Nitrogen and water-use efficiency of Australian wheat varieties released between 1958 and 2007
Review articleOpen access

AbstractWe used a collection of Australian wheats released between 1958 and 2007 to probe for time trends in evapotranspiration and nitrogen uptake, and the efficiencies in the use of water and nitrogen to produce grain yield. Yield increased linearly with year of cultivar release at a rate of 18 kg ha−1 y−1; this rate aligned with the relationship between rate of genetic gain and environmental yield from breeding programs worldwide.
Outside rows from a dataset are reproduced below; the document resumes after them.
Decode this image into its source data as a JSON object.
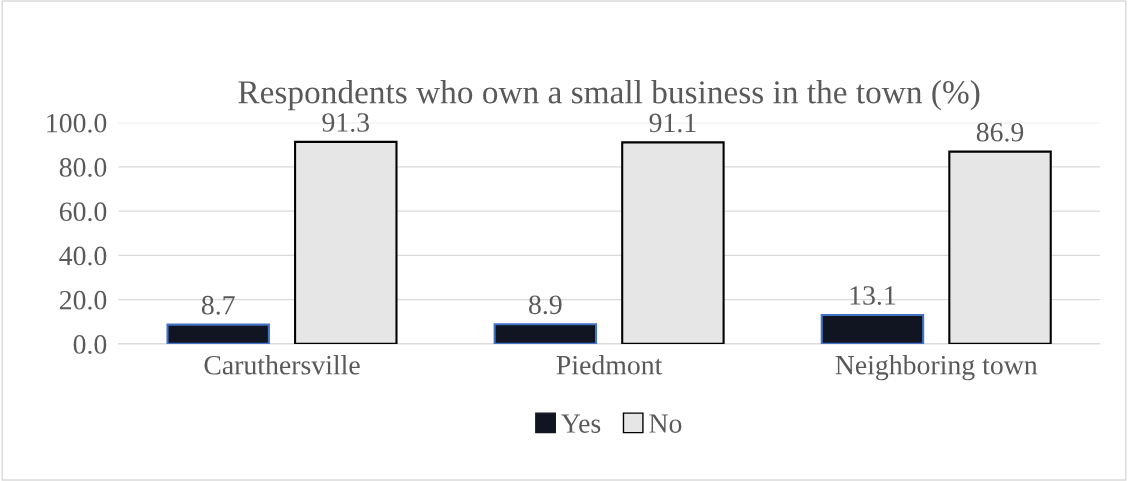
{
  "chart_data": {
    "type": "bar",
    "title": "Respondents who own a small business in the town (%)",
    "categories": [
      "Caruthersville",
      "Piedmont",
      "Neighboring town"
    ],
    "series": [
      {
        "name": "Yes",
        "color": "#111522",
        "values": [
          8.7,
          8.9,
          13.1
        ]
      },
      {
        "name": "No",
        "color": "#e6e6e6",
        "values": [
          91.3,
          91.1,
          86.9
        ]
      }
    ],
    "ylim": [
      0,
      100
    ],
    "yticks": [
      {
        "value": 0,
        "label": "0.0"
      },
      {
        "value": 20,
        "label": "20.0"
      },
      {
        "value": 40,
        "label": "40.0"
      },
      {
        "value": 60,
        "label": "60.0"
      },
      {
        "value": 80,
        "label": "80.0"
      },
      {
        "value": 100,
        "label": "100.0"
      }
    ],
    "grid": "y",
    "legend": "bottom",
    "data_labels": true
  }
}
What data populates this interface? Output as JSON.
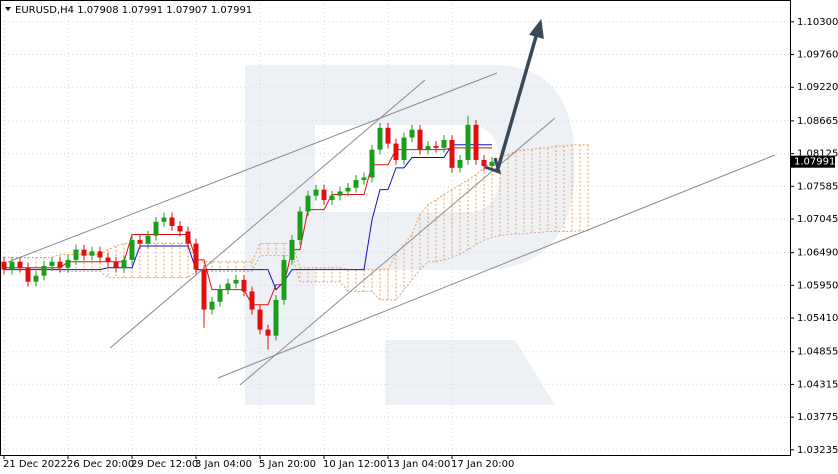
{
  "chart_data": {
    "type": "candlestick",
    "title": "EURUSD,H4",
    "header_ohlc": [
      1.07908,
      1.07991,
      1.07907,
      1.07991
    ],
    "categories": [
      "21 Dec 2022",
      null,
      null,
      null,
      null,
      null,
      null,
      null,
      "26 Dec 20:00",
      null,
      null,
      null,
      null,
      null,
      null,
      null,
      "29 Dec 12:00",
      null,
      null,
      null,
      null,
      null,
      null,
      null,
      "3 Jan 04:00",
      null,
      null,
      null,
      null,
      null,
      null,
      null,
      "5 Jan 20:00",
      null,
      null,
      null,
      null,
      null,
      null,
      null,
      "10 Jan 12:00",
      null,
      null,
      null,
      null,
      null,
      null,
      null,
      "13 Jan 04:00",
      null,
      null,
      null,
      null,
      null,
      null,
      null,
      "17 Jan 20:00",
      null,
      null,
      null,
      null,
      null,
      null,
      null,
      null,
      null,
      null,
      null,
      null,
      null,
      null,
      null,
      null,
      null
    ],
    "open": [
      1.0634,
      1.0621,
      1.0634,
      1.0624,
      1.0601,
      1.0611,
      1.0627,
      1.0634,
      1.0624,
      1.0637,
      1.0654,
      1.0644,
      1.0651,
      1.0641,
      1.0634,
      1.0624,
      1.0637,
      1.067,
      1.0664,
      1.0677,
      1.07,
      1.0707,
      1.0693,
      1.0684,
      1.0664,
      1.0621,
      1.0555,
      1.0568,
      1.0588,
      1.0598,
      1.0604,
      1.0585,
      1.0555,
      1.0522,
      1.0512,
      1.0571,
      1.0637,
      1.067,
      1.0717,
      1.0743,
      1.0753,
      1.0736,
      1.0743,
      1.075,
      1.0756,
      1.0769,
      1.0773,
      1.0819,
      1.0855,
      1.0829,
      1.0802,
      1.0839,
      1.0852,
      1.0819,
      1.0825,
      1.0822,
      1.0835,
      1.0789,
      1.0802,
      1.086,
      1.0802,
      1.0792,
      null,
      null,
      null,
      null,
      null,
      null,
      null,
      null,
      null,
      null,
      null,
      null
    ],
    "high": [
      1.0642,
      1.0642,
      1.0642,
      1.0632,
      1.0619,
      1.0635,
      1.0642,
      1.0642,
      1.0645,
      1.0662,
      1.0662,
      1.0659,
      1.0659,
      1.0649,
      1.0642,
      1.0645,
      1.0678,
      1.0678,
      1.0685,
      1.0708,
      1.0715,
      1.0715,
      1.0701,
      1.0692,
      1.0672,
      1.0629,
      1.0576,
      1.0596,
      1.0606,
      1.0612,
      1.0612,
      1.0593,
      1.0563,
      1.053,
      1.0579,
      1.0645,
      1.0678,
      1.0725,
      1.0751,
      1.0761,
      1.0761,
      1.0751,
      1.0758,
      1.0764,
      1.0777,
      1.0781,
      1.0827,
      1.0863,
      1.0863,
      1.0837,
      1.0847,
      1.086,
      1.086,
      1.0833,
      1.0833,
      1.0843,
      1.0843,
      1.081,
      1.0875,
      1.0868,
      1.081,
      1.0807,
      null,
      null,
      null,
      null,
      null,
      null,
      null,
      null,
      null,
      null,
      null,
      null
    ],
    "low": [
      1.0613,
      1.0613,
      1.0616,
      1.0593,
      1.0593,
      1.0603,
      1.0619,
      1.0616,
      1.0616,
      1.0629,
      1.0636,
      1.0636,
      1.0633,
      1.0626,
      1.0616,
      1.0616,
      1.0629,
      1.0656,
      1.0656,
      1.0669,
      1.0692,
      1.0685,
      1.0676,
      1.0656,
      1.0613,
      1.0525,
      1.0547,
      1.056,
      1.058,
      1.059,
      1.0577,
      1.0547,
      1.0514,
      1.0489,
      1.0504,
      1.0563,
      1.0629,
      1.0662,
      1.0709,
      1.0735,
      1.0728,
      1.0728,
      1.0735,
      1.0742,
      1.0748,
      1.0761,
      1.0765,
      1.0811,
      1.0821,
      1.0794,
      1.0794,
      1.0831,
      1.0811,
      1.0811,
      1.0814,
      1.0814,
      1.0781,
      1.0781,
      1.0794,
      1.0794,
      1.0784,
      1.0784,
      null,
      null,
      null,
      null,
      null,
      null,
      null,
      null,
      null,
      null,
      null,
      null
    ],
    "close": [
      1.0621,
      1.0634,
      1.0624,
      1.0601,
      1.0611,
      1.0627,
      1.0634,
      1.0624,
      1.0637,
      1.0654,
      1.0644,
      1.0651,
      1.0641,
      1.0634,
      1.0624,
      1.0637,
      1.067,
      1.0664,
      1.0677,
      1.07,
      1.0707,
      1.0693,
      1.0684,
      1.0664,
      1.0621,
      1.0555,
      1.0568,
      1.0588,
      1.0598,
      1.0604,
      1.0585,
      1.0555,
      1.0522,
      1.0512,
      1.0571,
      1.0637,
      1.067,
      1.0717,
      1.0743,
      1.0753,
      1.0736,
      1.0743,
      1.075,
      1.0756,
      1.0769,
      1.0773,
      1.0819,
      1.0855,
      1.0829,
      1.0802,
      1.0839,
      1.0852,
      1.0819,
      1.0825,
      1.0822,
      1.0835,
      1.0789,
      1.0802,
      1.086,
      1.0802,
      1.0792,
      1.0799,
      null,
      null,
      null,
      null,
      null,
      null,
      null,
      null,
      null,
      null,
      null,
      null
    ],
    "up_color": "#1b9e1b",
    "down_color": "#e01010",
    "lines": [
      {
        "color": "#e01010",
        "values": [
          1.0624,
          1.0624,
          1.0624,
          1.0624,
          1.0624,
          1.0624,
          1.0624,
          1.0624,
          1.0634,
          1.0634,
          1.0634,
          1.0634,
          1.0634,
          1.0634,
          1.0634,
          1.0634,
          1.0679,
          1.0679,
          1.0679,
          1.0679,
          1.0679,
          1.0679,
          1.0679,
          1.0679,
          1.0637,
          1.0637,
          1.0588,
          1.0588,
          1.0588,
          1.0588,
          1.0588,
          1.0563,
          1.0563,
          1.0563,
          1.0596,
          1.0596,
          1.0654,
          1.0654,
          1.072,
          1.072,
          1.072,
          1.0745,
          1.0745,
          1.0745,
          1.0745,
          1.0745,
          1.0794,
          1.0794,
          1.0794,
          1.0819,
          1.0819,
          1.0819,
          1.0819,
          1.0819,
          1.0819,
          1.0819,
          1.0822,
          1.0822,
          1.0822,
          1.0822,
          1.0822,
          1.0822,
          null,
          null,
          null,
          null,
          null,
          null,
          null,
          null,
          null,
          null,
          null,
          null
        ]
      },
      {
        "color": "#1010c8",
        "values": [
          1.0621,
          1.0621,
          1.0621,
          1.0621,
          1.0621,
          1.0621,
          1.0621,
          1.0621,
          1.0621,
          1.0621,
          1.0621,
          1.0621,
          1.0621,
          1.0624,
          1.0624,
          1.0624,
          1.0624,
          1.066,
          1.066,
          1.066,
          1.066,
          1.066,
          1.066,
          1.066,
          1.0621,
          1.0621,
          1.0621,
          1.0621,
          1.0621,
          1.0621,
          1.0621,
          1.0621,
          1.0621,
          1.0621,
          1.0588,
          1.0601,
          1.0621,
          1.0621,
          1.0621,
          1.0621,
          1.0621,
          1.0621,
          1.0621,
          1.0621,
          1.0621,
          1.0621,
          1.0703,
          1.0753,
          1.0753,
          1.0789,
          1.0789,
          1.0806,
          1.0806,
          1.0806,
          1.0806,
          1.0806,
          1.0827,
          1.0827,
          1.0827,
          1.0827,
          1.0827,
          1.0827,
          null,
          null,
          null,
          null,
          null,
          null,
          null,
          null,
          null,
          null,
          null,
          null
        ]
      }
    ],
    "cloud": {
      "span_a": {
        "color": "#f0a050",
        "values": [
          1.0641,
          1.0641,
          1.0641,
          1.0641,
          1.0641,
          1.0641,
          1.0641,
          1.0646,
          1.0646,
          1.0646,
          1.0646,
          1.0646,
          1.0646,
          1.0654,
          1.066,
          1.0664,
          1.0664,
          1.0664,
          1.0664,
          1.0664,
          1.0664,
          1.0664,
          1.0664,
          1.0664,
          1.0634,
          1.0634,
          1.0634,
          1.0634,
          1.0634,
          1.0634,
          1.0634,
          1.0634,
          1.0664,
          1.0664,
          1.0664,
          1.0664,
          1.0664,
          1.0624,
          1.0624,
          1.0624,
          1.0624,
          1.0624,
          1.0624,
          1.0621,
          1.0621,
          1.0621,
          1.0621,
          1.0621,
          1.0621,
          1.0646,
          1.0662,
          1.0679,
          1.0712,
          1.0728,
          1.0736,
          1.0745,
          1.0753,
          1.0761,
          1.0769,
          1.0778,
          1.0789,
          1.0799,
          1.0806,
          1.0811,
          1.0816,
          1.0819,
          1.0819,
          1.0822,
          1.0822,
          1.0825,
          1.0825,
          1.0827,
          1.0827,
          1.0827
        ]
      },
      "span_b": {
        "color": "#d4a49c",
        "values": [
          1.0624,
          1.0624,
          1.0624,
          1.0624,
          1.0624,
          1.0624,
          1.0624,
          1.0618,
          1.0618,
          1.0618,
          1.0618,
          1.0618,
          1.0618,
          1.0608,
          1.0608,
          1.0608,
          1.0608,
          1.0608,
          1.0608,
          1.0608,
          1.0608,
          1.0608,
          1.0608,
          1.0608,
          1.0618,
          1.0618,
          1.0618,
          1.0618,
          1.0618,
          1.0618,
          1.0618,
          1.0618,
          1.0644,
          1.0644,
          1.0644,
          1.0644,
          1.0644,
          1.0601,
          1.0601,
          1.0601,
          1.0601,
          1.0601,
          1.0601,
          1.0585,
          1.0585,
          1.0585,
          1.0585,
          1.0571,
          1.0571,
          1.0571,
          1.0588,
          1.0604,
          1.0621,
          1.0634,
          1.0634,
          1.0637,
          1.0641,
          1.0646,
          1.0654,
          1.0662,
          1.067,
          1.0674,
          1.0677,
          1.0679,
          1.068,
          1.068,
          1.0682,
          1.0682,
          1.0684,
          1.0684,
          1.0684,
          1.0684,
          1.0685,
          1.0685
        ]
      }
    },
    "current_price": 1.07991,
    "ylim": [
      1.0315,
      1.1066
    ],
    "yticks": [
      {
        "value": 1.103,
        "label": "1.10300"
      },
      {
        "value": 1.0976,
        "label": "1.09760"
      },
      {
        "value": 1.0922,
        "label": "1.09220"
      },
      1.08665,
      1.08125,
      1.07585,
      1.07045,
      {
        "value": 1.0649,
        "label": "1.06490"
      },
      {
        "value": 1.0595,
        "label": "1.05950"
      },
      {
        "value": 1.0541,
        "label": "1.05410"
      },
      1.04855,
      1.04315,
      1.03775,
      1.03235
    ],
    "grid": true
  }
}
No time trend was apparent for seasonal evapotranspiration, hence the linear increase in yield per unit evapotranspiration with year of release which was fully accounted for by yield improvement. Under our experimental conditions, yield per unit transpiration of current varieties was ∼24 kg ha−1 mm−1, highlighting the need to update the 20 kg ha−1 mm−1 ratio commonly used in agronomic benchmarking.Yield per unit nitrogen uptake was largely unchanged as a consequence of increased nitrogen uptake that paralleled the increase in yield, and a secondary contribution of reduced grain protein concentration particularly under environmental conditions that favoured high protein. The nitrogen nutrition index, accounting for the effect of biomass on nitrogen uptake, increased linearly with year of cultivar release, hence supporting the conclusion that breeding for yield improved the nutrition status of wheat in association with an increased capacity to uptake nitrogen in equal-sized crops.